In the human heart....

       In Oct. 2001, we left church - it was a typical Sunday -  and went to CiCi's Pizza.  We were with another family and had 5 kids between us so as we entered the restaurant, the adults were intent on herding kids and figuring out which ones were full price and which were young enough to get a discount.  It wasn't until the cash register stuff had been taken care of and I had my tray, that I noticed our young son  staring up at a wild-eyed, bearded man on the television. It was Osama bin Laden and the television coverage was about our strikes against Afghanistan in retaliation for their support of the 9/11 attack.

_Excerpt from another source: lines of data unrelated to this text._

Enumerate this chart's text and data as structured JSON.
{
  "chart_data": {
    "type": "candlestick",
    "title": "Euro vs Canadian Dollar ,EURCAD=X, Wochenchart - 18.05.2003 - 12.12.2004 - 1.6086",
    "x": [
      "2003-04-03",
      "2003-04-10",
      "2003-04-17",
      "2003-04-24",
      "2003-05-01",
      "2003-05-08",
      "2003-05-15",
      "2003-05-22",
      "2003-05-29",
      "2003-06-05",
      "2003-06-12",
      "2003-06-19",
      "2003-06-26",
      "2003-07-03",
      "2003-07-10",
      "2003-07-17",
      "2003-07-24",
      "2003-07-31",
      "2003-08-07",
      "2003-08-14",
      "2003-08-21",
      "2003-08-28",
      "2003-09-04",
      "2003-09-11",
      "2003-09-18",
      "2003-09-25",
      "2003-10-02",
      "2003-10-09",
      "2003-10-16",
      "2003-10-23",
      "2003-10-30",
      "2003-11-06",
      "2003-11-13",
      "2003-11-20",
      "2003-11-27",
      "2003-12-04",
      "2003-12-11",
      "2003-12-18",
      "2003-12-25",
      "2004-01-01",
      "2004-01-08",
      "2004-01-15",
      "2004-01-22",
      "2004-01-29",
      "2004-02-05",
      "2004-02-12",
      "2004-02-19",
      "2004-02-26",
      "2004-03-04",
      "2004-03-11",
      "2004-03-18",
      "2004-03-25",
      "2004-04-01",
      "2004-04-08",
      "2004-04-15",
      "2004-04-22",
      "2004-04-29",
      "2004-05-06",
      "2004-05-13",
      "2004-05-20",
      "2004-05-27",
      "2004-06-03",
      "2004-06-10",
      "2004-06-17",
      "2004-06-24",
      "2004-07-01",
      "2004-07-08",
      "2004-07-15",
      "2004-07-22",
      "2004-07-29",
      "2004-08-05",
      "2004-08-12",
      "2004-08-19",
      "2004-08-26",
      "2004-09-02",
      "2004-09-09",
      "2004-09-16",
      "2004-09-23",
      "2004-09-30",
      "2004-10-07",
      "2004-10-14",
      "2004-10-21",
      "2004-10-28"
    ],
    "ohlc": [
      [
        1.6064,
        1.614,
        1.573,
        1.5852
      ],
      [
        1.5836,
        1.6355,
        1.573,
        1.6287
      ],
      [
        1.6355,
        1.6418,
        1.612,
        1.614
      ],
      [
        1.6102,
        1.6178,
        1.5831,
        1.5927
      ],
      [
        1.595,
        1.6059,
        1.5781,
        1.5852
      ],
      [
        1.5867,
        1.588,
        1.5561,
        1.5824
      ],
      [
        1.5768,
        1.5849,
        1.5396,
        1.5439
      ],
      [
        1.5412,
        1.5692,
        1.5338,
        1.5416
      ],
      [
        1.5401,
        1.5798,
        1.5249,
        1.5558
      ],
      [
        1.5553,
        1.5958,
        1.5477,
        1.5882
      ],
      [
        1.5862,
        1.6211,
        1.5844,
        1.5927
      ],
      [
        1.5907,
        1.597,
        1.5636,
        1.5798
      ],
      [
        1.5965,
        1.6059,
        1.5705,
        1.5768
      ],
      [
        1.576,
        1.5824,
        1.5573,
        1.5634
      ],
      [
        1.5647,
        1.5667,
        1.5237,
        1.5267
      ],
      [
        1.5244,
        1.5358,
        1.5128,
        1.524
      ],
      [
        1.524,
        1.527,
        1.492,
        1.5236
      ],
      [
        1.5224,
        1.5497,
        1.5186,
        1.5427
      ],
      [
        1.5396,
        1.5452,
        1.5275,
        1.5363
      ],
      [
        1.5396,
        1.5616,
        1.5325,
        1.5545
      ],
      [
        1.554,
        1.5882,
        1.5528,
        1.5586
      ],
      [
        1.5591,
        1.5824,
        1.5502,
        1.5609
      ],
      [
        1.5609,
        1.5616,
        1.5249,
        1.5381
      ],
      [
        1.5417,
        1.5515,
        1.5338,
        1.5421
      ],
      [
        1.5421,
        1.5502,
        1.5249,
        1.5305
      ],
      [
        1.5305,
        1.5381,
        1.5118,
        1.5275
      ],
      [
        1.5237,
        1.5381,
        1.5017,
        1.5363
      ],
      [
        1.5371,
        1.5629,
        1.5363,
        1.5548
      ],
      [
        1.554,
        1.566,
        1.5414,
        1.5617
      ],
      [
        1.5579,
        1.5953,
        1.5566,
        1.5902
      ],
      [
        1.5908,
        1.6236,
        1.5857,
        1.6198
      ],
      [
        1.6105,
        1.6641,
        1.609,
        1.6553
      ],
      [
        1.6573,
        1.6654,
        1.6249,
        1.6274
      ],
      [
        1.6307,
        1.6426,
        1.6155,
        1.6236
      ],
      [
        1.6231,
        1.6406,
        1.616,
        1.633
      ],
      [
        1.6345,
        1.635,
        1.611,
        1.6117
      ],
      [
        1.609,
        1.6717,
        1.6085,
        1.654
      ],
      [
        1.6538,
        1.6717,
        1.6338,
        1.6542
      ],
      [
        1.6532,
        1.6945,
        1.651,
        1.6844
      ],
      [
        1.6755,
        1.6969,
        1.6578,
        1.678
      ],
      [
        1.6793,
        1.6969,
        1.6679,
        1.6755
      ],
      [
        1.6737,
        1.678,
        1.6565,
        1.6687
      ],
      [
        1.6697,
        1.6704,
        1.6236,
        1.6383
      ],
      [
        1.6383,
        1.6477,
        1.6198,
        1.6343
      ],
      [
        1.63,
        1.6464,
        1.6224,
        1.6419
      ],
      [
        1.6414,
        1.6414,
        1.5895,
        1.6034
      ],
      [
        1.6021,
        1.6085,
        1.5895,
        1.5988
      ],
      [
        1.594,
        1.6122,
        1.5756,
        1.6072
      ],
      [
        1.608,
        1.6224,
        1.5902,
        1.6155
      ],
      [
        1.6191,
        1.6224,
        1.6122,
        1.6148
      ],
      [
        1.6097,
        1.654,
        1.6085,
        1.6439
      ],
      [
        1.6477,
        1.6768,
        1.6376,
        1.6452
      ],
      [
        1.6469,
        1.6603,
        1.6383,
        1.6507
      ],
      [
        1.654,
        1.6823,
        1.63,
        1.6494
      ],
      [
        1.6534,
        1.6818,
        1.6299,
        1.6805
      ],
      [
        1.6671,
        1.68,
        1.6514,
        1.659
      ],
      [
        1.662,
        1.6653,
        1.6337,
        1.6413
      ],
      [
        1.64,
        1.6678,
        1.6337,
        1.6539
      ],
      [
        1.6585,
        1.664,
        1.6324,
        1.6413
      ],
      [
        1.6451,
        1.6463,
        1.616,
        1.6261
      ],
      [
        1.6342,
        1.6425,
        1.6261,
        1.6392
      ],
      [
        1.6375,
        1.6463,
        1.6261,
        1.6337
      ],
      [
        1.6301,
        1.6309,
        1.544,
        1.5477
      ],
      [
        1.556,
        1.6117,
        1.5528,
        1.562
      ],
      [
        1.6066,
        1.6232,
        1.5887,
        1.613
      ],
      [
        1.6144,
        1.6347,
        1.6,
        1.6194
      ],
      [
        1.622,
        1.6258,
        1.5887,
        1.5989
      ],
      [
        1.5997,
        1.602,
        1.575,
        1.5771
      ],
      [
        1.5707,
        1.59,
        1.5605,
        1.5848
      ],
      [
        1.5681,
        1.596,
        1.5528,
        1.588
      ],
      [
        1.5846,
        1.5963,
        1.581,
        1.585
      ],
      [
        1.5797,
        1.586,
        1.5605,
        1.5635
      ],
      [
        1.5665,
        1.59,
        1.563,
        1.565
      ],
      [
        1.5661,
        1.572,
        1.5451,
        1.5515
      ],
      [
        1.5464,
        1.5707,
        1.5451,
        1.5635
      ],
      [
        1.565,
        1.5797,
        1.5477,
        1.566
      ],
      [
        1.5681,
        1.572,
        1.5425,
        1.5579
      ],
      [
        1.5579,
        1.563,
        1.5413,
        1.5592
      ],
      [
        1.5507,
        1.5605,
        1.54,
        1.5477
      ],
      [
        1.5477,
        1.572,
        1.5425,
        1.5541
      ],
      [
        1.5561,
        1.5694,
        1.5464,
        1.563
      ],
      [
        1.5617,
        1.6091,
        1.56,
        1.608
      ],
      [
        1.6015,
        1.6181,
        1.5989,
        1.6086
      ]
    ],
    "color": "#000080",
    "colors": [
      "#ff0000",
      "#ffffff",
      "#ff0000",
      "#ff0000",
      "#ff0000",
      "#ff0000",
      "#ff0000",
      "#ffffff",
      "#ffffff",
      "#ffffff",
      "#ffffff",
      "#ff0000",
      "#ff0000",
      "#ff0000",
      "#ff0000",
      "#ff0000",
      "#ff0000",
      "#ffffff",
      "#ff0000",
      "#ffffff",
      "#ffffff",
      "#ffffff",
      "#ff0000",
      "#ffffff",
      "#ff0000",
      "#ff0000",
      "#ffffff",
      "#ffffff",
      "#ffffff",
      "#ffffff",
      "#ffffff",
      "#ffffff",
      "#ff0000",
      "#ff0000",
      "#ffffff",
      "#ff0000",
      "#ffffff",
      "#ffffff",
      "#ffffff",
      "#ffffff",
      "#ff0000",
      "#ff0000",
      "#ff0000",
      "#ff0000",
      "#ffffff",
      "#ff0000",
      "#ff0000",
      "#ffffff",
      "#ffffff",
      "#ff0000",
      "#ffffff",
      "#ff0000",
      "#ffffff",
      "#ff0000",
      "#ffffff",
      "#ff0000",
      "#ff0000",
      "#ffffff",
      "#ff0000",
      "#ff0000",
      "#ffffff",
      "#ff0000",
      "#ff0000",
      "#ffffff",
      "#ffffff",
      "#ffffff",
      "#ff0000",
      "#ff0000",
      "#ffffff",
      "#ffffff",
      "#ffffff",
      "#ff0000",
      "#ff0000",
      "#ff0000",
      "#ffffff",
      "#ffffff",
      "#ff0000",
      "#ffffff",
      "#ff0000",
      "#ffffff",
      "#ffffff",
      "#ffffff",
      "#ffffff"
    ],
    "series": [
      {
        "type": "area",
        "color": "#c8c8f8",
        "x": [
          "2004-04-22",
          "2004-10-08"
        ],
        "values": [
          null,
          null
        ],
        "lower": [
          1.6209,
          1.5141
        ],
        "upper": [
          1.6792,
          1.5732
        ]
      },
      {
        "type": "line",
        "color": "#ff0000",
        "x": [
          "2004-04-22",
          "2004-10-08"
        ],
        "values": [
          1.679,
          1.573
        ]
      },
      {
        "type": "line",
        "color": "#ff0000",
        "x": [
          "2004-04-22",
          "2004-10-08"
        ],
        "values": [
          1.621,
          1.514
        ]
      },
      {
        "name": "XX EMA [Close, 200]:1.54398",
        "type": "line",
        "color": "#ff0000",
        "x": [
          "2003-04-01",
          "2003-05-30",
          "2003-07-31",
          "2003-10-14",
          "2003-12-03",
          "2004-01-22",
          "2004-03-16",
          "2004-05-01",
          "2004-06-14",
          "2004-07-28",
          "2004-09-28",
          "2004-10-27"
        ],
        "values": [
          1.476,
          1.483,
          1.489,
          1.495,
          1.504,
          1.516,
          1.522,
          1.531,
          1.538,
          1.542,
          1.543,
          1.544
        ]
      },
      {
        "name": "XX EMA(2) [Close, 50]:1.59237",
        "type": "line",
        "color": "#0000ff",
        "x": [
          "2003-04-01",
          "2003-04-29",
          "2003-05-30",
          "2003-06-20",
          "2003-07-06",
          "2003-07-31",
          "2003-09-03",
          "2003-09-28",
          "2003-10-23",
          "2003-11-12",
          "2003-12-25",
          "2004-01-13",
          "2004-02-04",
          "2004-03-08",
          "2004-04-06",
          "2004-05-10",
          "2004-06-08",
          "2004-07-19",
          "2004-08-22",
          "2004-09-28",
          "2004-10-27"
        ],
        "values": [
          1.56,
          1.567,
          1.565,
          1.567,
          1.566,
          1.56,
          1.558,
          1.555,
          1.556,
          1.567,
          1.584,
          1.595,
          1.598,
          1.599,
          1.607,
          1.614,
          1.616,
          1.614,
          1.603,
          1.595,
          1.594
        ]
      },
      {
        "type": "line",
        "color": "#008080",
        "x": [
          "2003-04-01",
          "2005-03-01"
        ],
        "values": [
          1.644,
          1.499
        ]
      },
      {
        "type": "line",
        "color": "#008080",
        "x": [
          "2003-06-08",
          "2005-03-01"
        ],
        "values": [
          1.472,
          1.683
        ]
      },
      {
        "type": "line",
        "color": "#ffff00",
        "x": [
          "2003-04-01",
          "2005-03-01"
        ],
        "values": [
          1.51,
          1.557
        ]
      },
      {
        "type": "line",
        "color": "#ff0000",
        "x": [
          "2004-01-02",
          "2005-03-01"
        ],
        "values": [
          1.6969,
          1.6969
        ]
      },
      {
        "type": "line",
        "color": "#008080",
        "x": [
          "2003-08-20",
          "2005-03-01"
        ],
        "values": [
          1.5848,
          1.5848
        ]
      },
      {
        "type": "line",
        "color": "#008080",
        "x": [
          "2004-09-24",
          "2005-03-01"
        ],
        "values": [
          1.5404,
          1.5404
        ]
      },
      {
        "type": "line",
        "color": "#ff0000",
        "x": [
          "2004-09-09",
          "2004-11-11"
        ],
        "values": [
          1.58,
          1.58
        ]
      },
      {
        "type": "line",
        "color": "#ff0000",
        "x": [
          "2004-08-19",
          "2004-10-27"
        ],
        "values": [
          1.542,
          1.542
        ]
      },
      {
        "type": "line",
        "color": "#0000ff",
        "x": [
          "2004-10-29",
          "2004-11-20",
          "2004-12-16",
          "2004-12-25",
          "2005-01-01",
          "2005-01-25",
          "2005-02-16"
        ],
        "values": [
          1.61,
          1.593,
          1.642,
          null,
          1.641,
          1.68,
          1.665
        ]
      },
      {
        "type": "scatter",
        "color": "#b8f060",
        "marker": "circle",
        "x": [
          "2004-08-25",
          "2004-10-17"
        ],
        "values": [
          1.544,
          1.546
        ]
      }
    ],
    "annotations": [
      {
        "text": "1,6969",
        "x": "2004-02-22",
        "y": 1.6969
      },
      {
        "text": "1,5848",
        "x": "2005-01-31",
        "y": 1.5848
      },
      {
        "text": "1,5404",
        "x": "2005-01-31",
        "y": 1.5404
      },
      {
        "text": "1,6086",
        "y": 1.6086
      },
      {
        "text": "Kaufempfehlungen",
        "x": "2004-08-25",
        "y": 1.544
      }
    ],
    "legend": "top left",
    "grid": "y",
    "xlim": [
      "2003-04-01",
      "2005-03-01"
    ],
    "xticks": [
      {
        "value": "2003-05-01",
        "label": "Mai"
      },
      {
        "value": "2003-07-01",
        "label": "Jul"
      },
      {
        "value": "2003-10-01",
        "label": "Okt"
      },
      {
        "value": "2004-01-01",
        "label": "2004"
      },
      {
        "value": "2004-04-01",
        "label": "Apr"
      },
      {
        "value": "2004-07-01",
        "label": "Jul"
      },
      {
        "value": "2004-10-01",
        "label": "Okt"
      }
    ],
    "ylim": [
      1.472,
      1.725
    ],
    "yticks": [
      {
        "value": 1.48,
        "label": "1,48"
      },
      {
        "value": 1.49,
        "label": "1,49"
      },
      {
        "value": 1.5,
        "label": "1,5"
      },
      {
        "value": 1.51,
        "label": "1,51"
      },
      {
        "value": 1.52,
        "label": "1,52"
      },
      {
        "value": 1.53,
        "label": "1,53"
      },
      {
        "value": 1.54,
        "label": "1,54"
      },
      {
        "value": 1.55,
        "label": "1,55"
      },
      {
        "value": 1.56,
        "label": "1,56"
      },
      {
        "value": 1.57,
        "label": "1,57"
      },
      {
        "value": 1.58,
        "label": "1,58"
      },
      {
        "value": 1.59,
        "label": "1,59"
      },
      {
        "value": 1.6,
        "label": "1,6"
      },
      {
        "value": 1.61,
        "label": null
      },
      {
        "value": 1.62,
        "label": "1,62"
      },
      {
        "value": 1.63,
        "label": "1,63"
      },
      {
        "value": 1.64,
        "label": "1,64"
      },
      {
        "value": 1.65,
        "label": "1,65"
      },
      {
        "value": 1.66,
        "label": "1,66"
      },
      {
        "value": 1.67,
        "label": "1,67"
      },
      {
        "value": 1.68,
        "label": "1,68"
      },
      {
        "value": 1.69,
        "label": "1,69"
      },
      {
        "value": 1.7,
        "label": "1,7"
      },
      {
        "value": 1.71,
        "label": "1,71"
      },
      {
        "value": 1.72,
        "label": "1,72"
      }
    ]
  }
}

      Clearly, we were at war.
      We directed the kids to a table away from the television and steered the conversation away from the on-going news.  Soon, someone changed the channel. Our son never commented on what he had just seen so I gradually decided that it hadn't made much of an impression on him.
      The next morning, on the way to school, our son was quiet until we had almost reached our destination.  Then, out of nowhere, I heard his subdued voice say, "Mom, that guy on  t.v. said that Americans would live in fear from now on and that we would never be safe again. Is that true?"  It took me a minute to realize what he was referring to. But it only took seconds to pick up on the fear in his voice.
      For the sake of all the children who "got" bin Laden's message on that particular day, I'm glad that the U.S. government   sent a strong message of their own this week.  As a mother and a teacher,  I have no problems with the fact that our special forces took bin Laden out and I devoutly  hope that someday men like him  will just be a paragraph in a history book and that future generations will never know first-hand what terrorism is. When I say "future generations", I mean  Jewish,  Muslim, Christian, Hindu, Buddhists, etc.  - that all children in years to come will be spared the spectacle of terrorism as well as any attempts to  indoctrinate them into it.
      From another perspective, as someone who comes from a family which has served for three generations in the military, I have no problem applauding the Navy Seals and in fact, all the men and women who worked for months to bring justice to bin Laden. To say they risked their lives is an understatement. While Osama was barricaded behind fortress-like walls topped with barbed wire, our men were dropping through the air from helicopters, risking everything.  I'm grateful for every person in our military who is willing to put it all on the line for us and I don't mean that as a cliche.
    From a third and final perspective, as a Christian, I had no problem praying for bin Laden - that his eyes would be opened, that false ideas would be removed from his mind, that his heart would be changed, and that he would enter into a relationship with God who truly is benevolent, merciful, and loving.  To me, it is a tragedy that anyone could  live their entire adult life  believing that cold-blooded mass murder could ever be a direct path to the heart of God.  I just can't fathom that.
   And in spite of the fact that I am repulsed by what he did, I  still hate to think that a person - any person - could   live and die serving, even craving,  such a blood-thirsty, uncaring deity. It's not his death that makes me shudder; it is his life. While victimization is not high on my list, I would far rather be a victim of such a person than to actually be that person.
   In the final analysis, I think the U.S. sent the right message: bin Laden terrorized our citizens more than once, caused countless deaths, and bragged about it.  Our country is built on justice and I believe the strike that ended bin Laden's life was just.  And now, while the debate rages on about how this will affect terrorism (the hydra-headed monster will rock on; the death of one terrorist won't stop it.. and, yes, it will probably even get worse in the short-run as revenge rears it's head ....) - while this debate rocks on, I think the real debate centers on this:
    Where is bin Laden standing right now.. and what will it take to reach potential bin Laden's before they unknowingly enter into a pact with the Devil?  
    The U.S. government, our military, our intelligentsia and our media don't have the answers to these questions.  Christ talked about hell as a real place and I have no problem believing that bin Laden is, at this moment, facing a justice that makes anything we've done to him look like nothing at all.  To put it bluntly, we are the least of his problems right now.  He stands before a holy God and if that isn't a sobering thought, I don't know what is.
    As to how we can  prevent today's children  from developing into full-grown  bin Ladens tomorrow, the Bible says that God can do more than we can even imagine or think ... but it also basically says, as the Casting Crowns' song puts it, that we are His hands.  So He works through us... through organizations like Samaritan's Purse, World Vision, Open Doors, Campus Crusade for Christ and countless other organizations that go into places where most of us are not able or comfortable going.  If I can't go, I can pray and I can give and I will. Because ultimately the solution to this problem lies not in the government or the military but  in the human heart.